Drupal VM follows semantic versioning, which means your configuration should continue working (potentially with very minor modifications) throughout a major release cycle. Here is the process to follow when updating Drupal VM between minor releases:

  1. Read through the release notes and add/modify config.yml variables mentioned therein.
  2. Do a diff of your config.yml with the updated default.config.yml (e.g. curl https://raw.githubusercontent.com/geerlingguy/drupal-vm/master/default.config.yml | git diff --no-index config.yml -).
  3. Run vagrant provision to provision the VM, incorporating all the latest changes.

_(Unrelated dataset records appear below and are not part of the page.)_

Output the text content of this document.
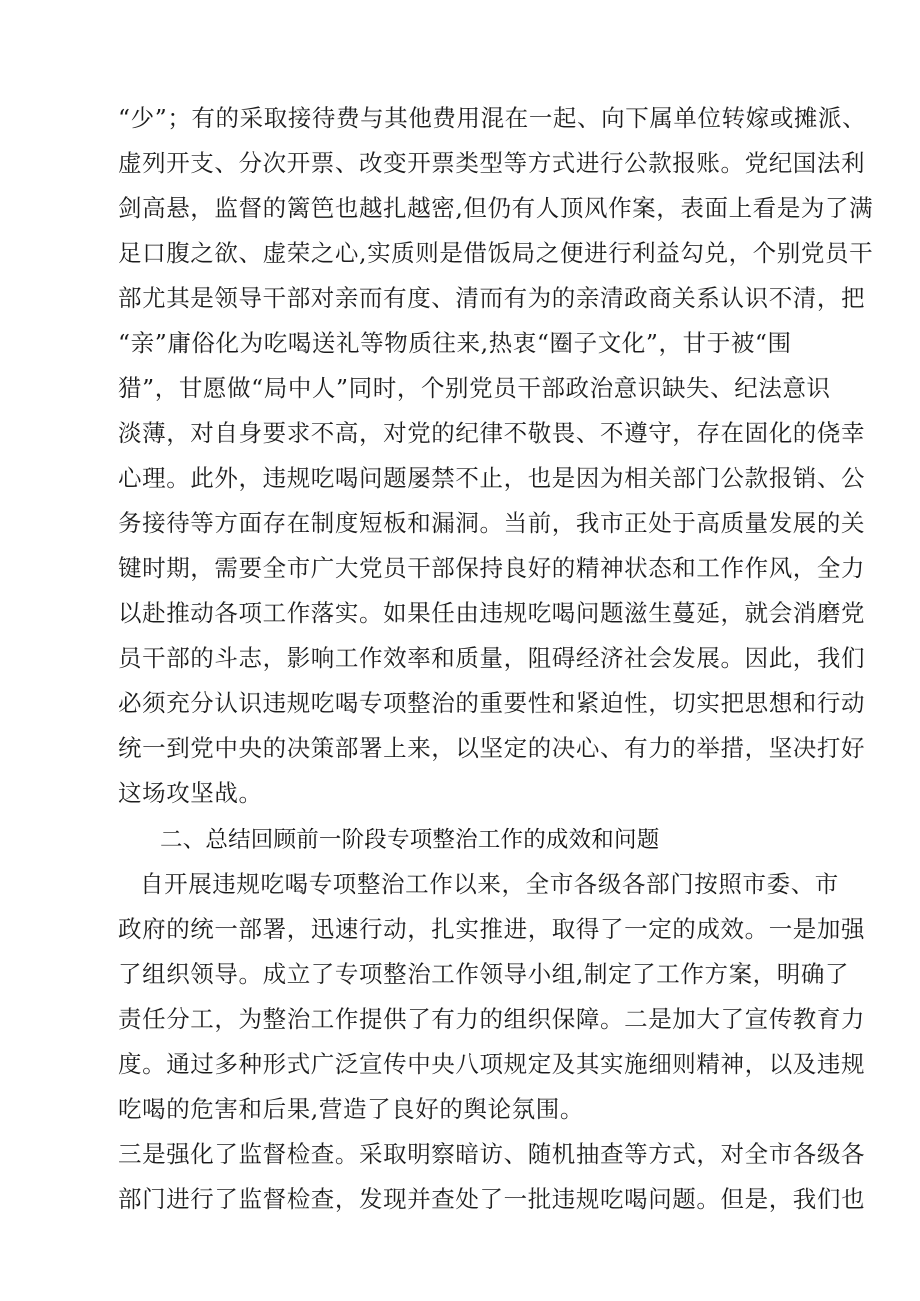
“少”；有的采取接待费与其他费用混在一起、向下属单位转嫁或摊派、
虚列开支、分次开票、改变开票类型等方式进行公款报账。党纪国法利
剑高悬，监督的篱笆也越扎越密,但仍有人顶风作案，表面上看是为了满
足口腹之欲、虚荣之心,实质则是借饭局之便进行利益勾兑，个别党员干
部尤其是领导干部对亲而有度、清而有为的亲清政商关系认识不清，把
“亲”庸俗化为吃喝送礼等物质往来,热衷“圈子文化”，甘于被“围
猎”，甘愿做“局中人”同时，个别党员干部政治意识缺失、纪法意识
淡薄，对自身要求不高，对党的纪律不敬畏、不遵守，存在固化的侥幸
心理。此外，违规吃喝问题屡禁不止，也是因为相关部门公款报销、公
务接待等方面存在制度短板和漏洞。当前，我市正处于高质量发展的关
键时期，需要全市广大党员干部保持良好的精神状态和工作作风，全力
以赴推动各项工作落实。如果任由违规吃喝问题滋生蔓延，就会消磨党
员干部的斗志，影响工作效率和质量，阻碍经济社会发展。因此，我们
必须充分认识违规吃喝专项整治的重要性和紧迫性，切实把思想和行动
统一到党中央的决策部署上来，以坚定的决心、有力的举措，坚决打好
这场攻坚战。
二、总结回顾前一阶段专项整治工作的成效和问题
自开展违规吃喝专项整治工作以来，全市各级各部门按照市委、市
政府的统一部署，迅速行动，扎实推进，取得了一定的成效。一是加强
了组织领导。成立了专项整治工作领导小组,制定了工作方案，明确了
责任分工，为整治工作提供了有力的组织保障。二是加大了宣传教育力
度。通过多种形式广泛宣传中央八项规定及其实施细则精神，以及违规
吃喝的危害和后果,营造了良好的舆论氛围。
三是强化了监督检查。采取明察暗访、随机抽查等方式，对全市各级各
部门进行了监督检查，发现并查处了一批违规吃喝问题。但是，我们也
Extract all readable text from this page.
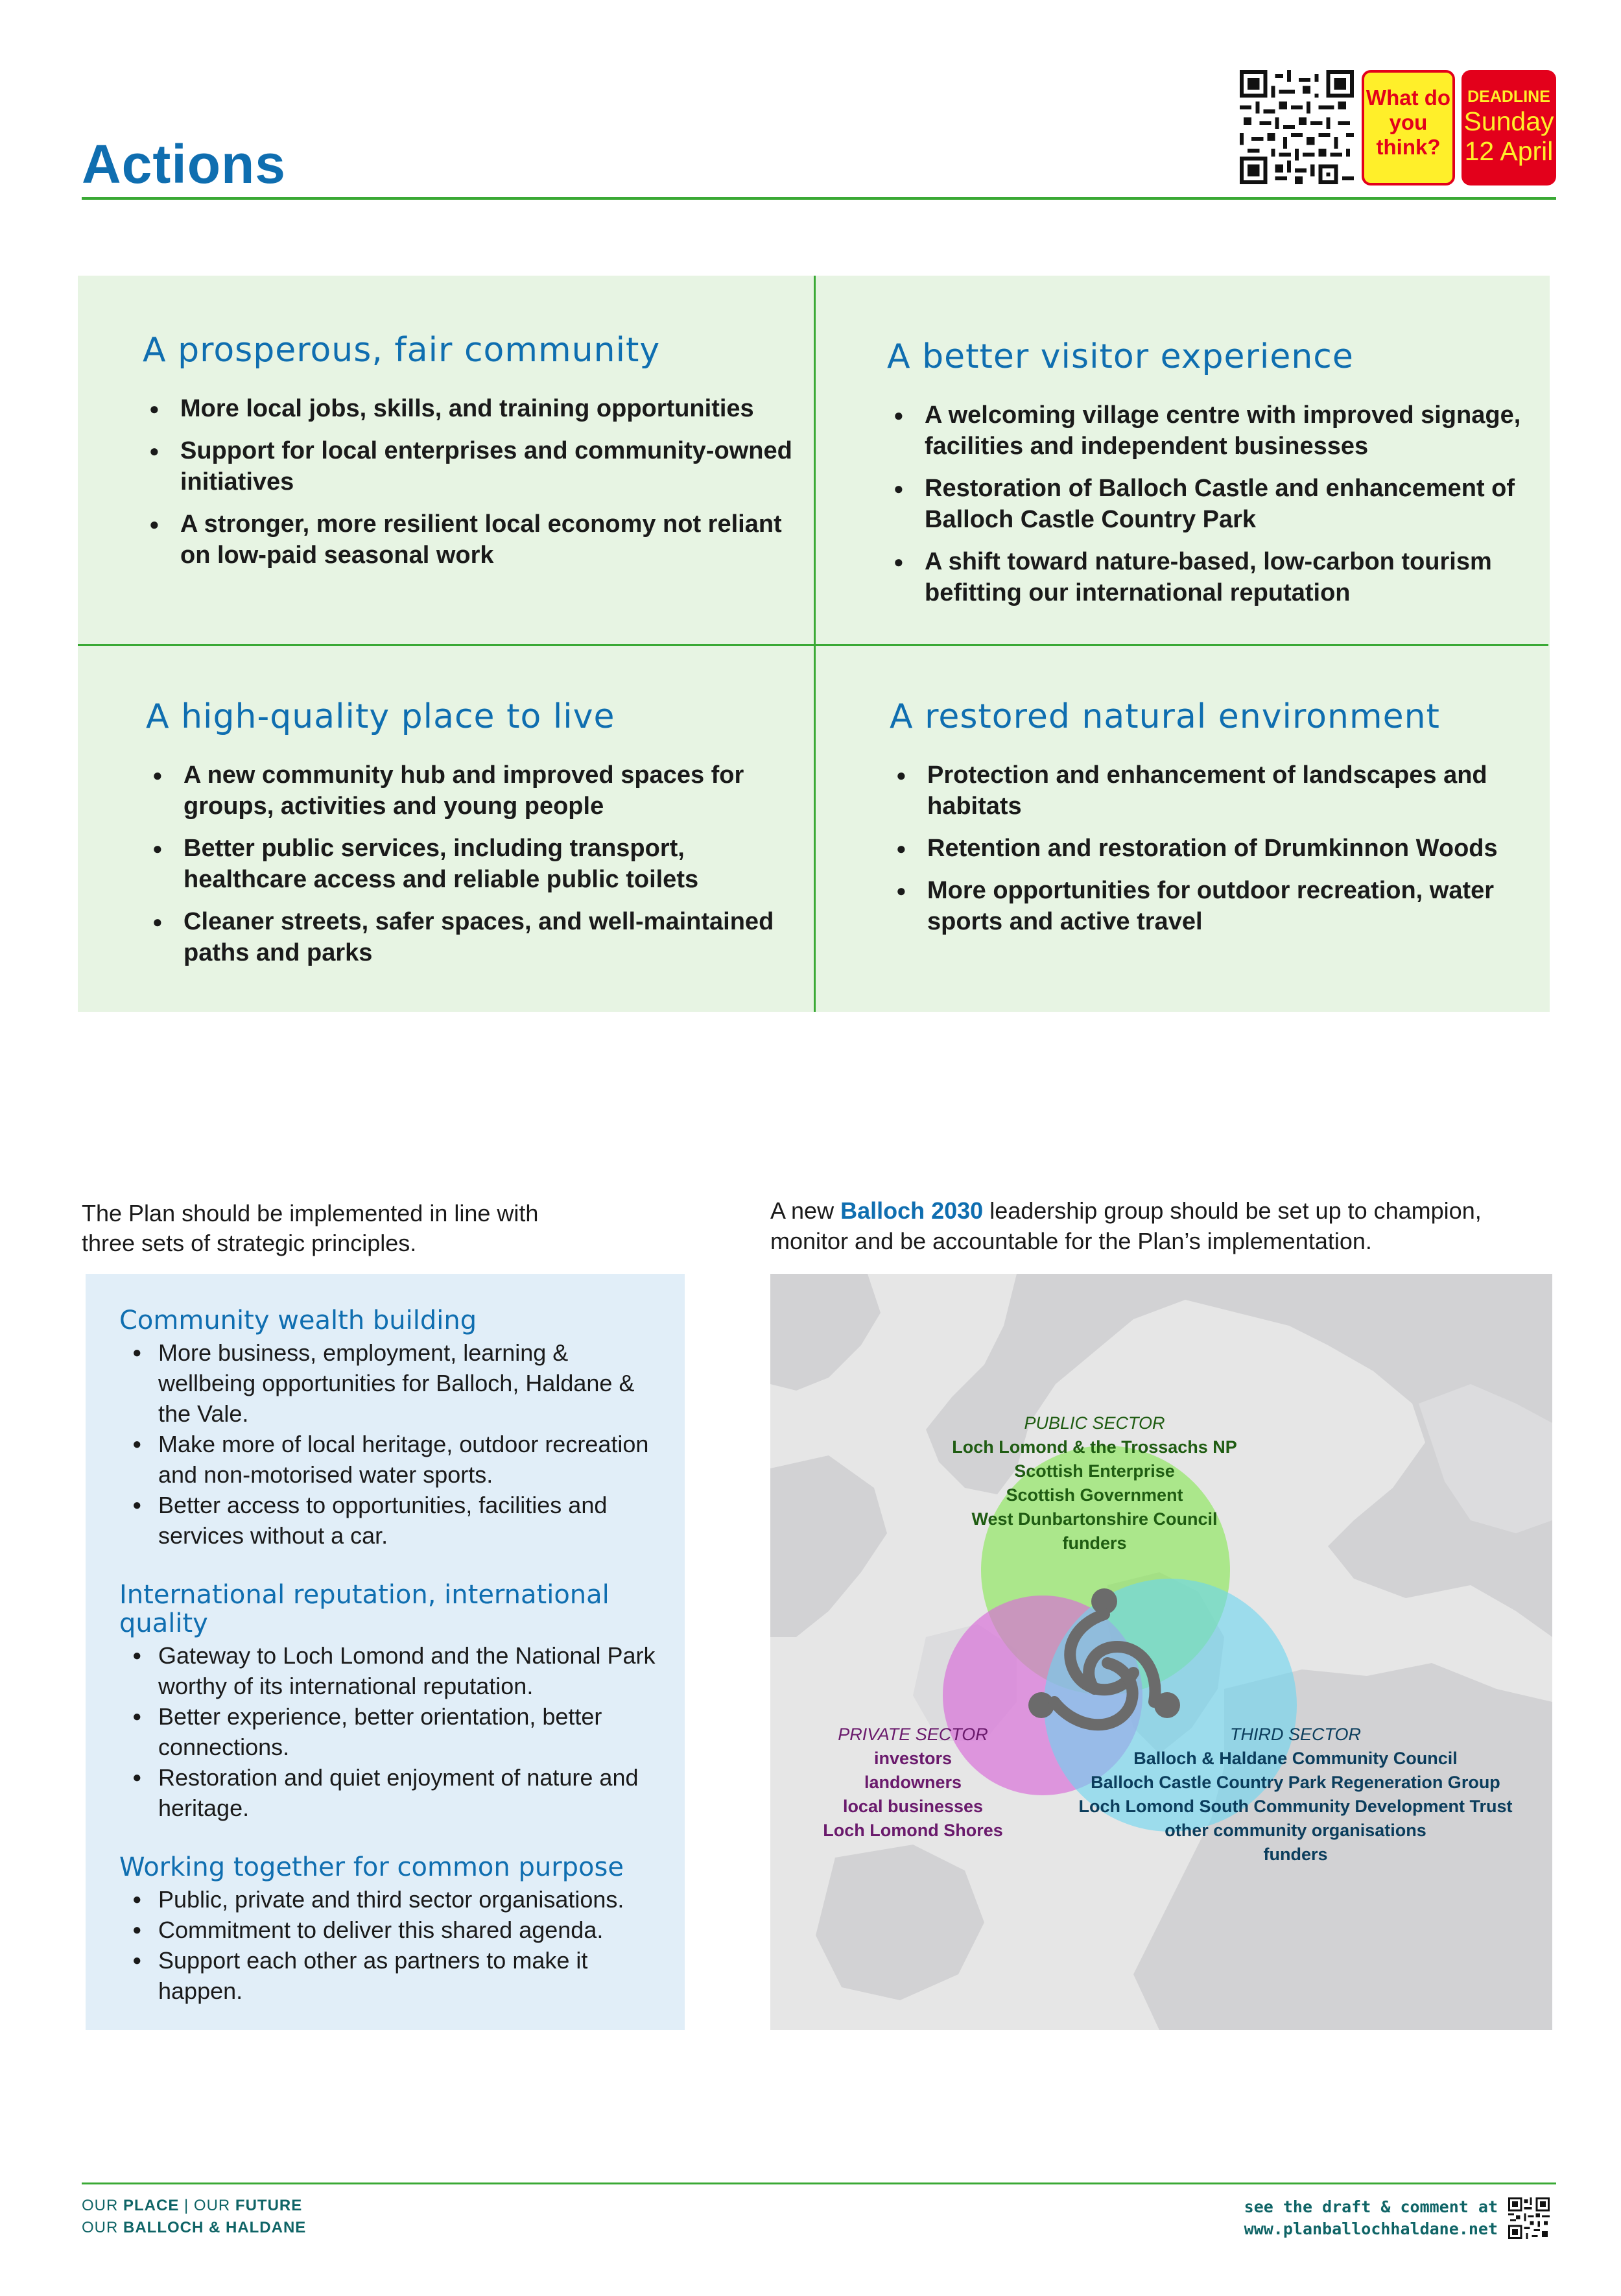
Actions
What do you think?
DEADLINE
Sunday
12 April
A prosperous, fair community
● More local jobs, skills, and training opportunities
● Support for local enterprises and community-owned initiatives
● A stronger, more resilient local economy not reliant on low-paid seasonal work
A better visitor experience
● A welcoming village centre with improved signage, facilities and independent businesses
● Restoration of Balloch Castle and enhancement of Balloch Castle Country Park
● A shift toward nature-based, low-carbon tourism befitting our international reputation
A high-quality place to live
● A new community hub and improved spaces for groups, activities and young people
● Better public services, including transport, healthcare access and reliable public toilets
● Cleaner streets, safer spaces, and well-maintained paths and parks
A restored natural environment
● Protection and enhancement of landscapes and habitats
● Retention and restoration of Drumkinnon Woods
● More opportunities for outdoor recreation, water sports and active travel

The Plan should be implemented in line with three sets of strategic principles.

Community wealth building
● More business, employment, learning & wellbeing opportunities for Balloch, Haldane & the Vale.
● Make more of local heritage, outdoor recreation and non-motorised water sports.
● Better access to opportunities, facilities and services without a car.
International reputation, international quality
● Gateway to Loch Lomond and the National Park worthy of its international reputation.
● Better experience, better orientation, better connections.
● Restoration and quiet enjoyment of nature and heritage.
Working together for common purpose
● Public, private and third sector organisations.
● Commitment to deliver this shared agenda.
● Support each other as partners to make it happen.

A new Balloch 2030 leadership group should be set up to champion, monitor and be accountable for the Plan’s implementation.

PUBLIC SECTOR
Loch Lomond & the Trossachs NP
Scottish Enterprise
Scottish Government
West Dunbartonshire Council
funders
PRIVATE SECTOR
investors
landowners
local businesses
Loch Lomond Shores
THIRD SECTOR
Balloch & Haldane Community Council
Balloch Castle Country Park Regeneration Group
Loch Lomond South Community Development Trust
other community organisations
funders
OUR PLACE | OUR FUTURE
OUR BALLOCH & HALDANE
see the draft & comment at
www.planballochhaldane.net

For major version upgrades (e.g. 2.x.x to 3.x.x), it may be simpler to destroy the VM (vagrant destroy) then build a fresh new VM (vagrant up) using the new version of Drupal VM.

System Requirements

Drupal VM runs on almost any modern computer that can run VirtualBox and Vagrant, however for the best out-of-the-box experience, it’s recommended you have a computer with at least:

  • Intel Core processor with VT-x enabled
  • At least 4 GB RAM (higher is better)
  • An SSD (for greater speed with synced folders)

Other Notes

  • To shut down the virtual machine, enter vagrant halt in the Terminal in the same folder that has the Vagrantfile. To destroy it completely (if you want to save a little disk space, or want to rebuild it from scratch with vagrant up again), type in vagrant destroy.
  • To log into the virtual machine, enter vagrant ssh. You can also get the machine’s SSH connection details with vagrant ssh-config.
  • When you rebuild the VM (e.g. vagrant destroy and then another vagrant up), make sure you clear out the contents of the drupal folder on your host machine, or Drupal will return some errors when the VM is rebuilt (it won’t reinstall Drupal cleanly).
  • You can change the installed version of Drupal or drush, or any other configuration options, by editing the variables within config.yml.
  • Find out more about local development with Vagrant + VirtualBox + Ansible in this presentation: Local Development Environments - Vagrant, VirtualBox and Ansible.
  • Learn about how Ansible can accelerate your ability to innovate and manage your infrastructure by reading Ansible for DevOps.


This project is licensed under the MIT open source license.

About the Author

Jeff Geerling created Drupal VM in 2014 for a more efficient Drupal site and core/contrib development workflow. This project is featured as an example in Ansible for DevOps.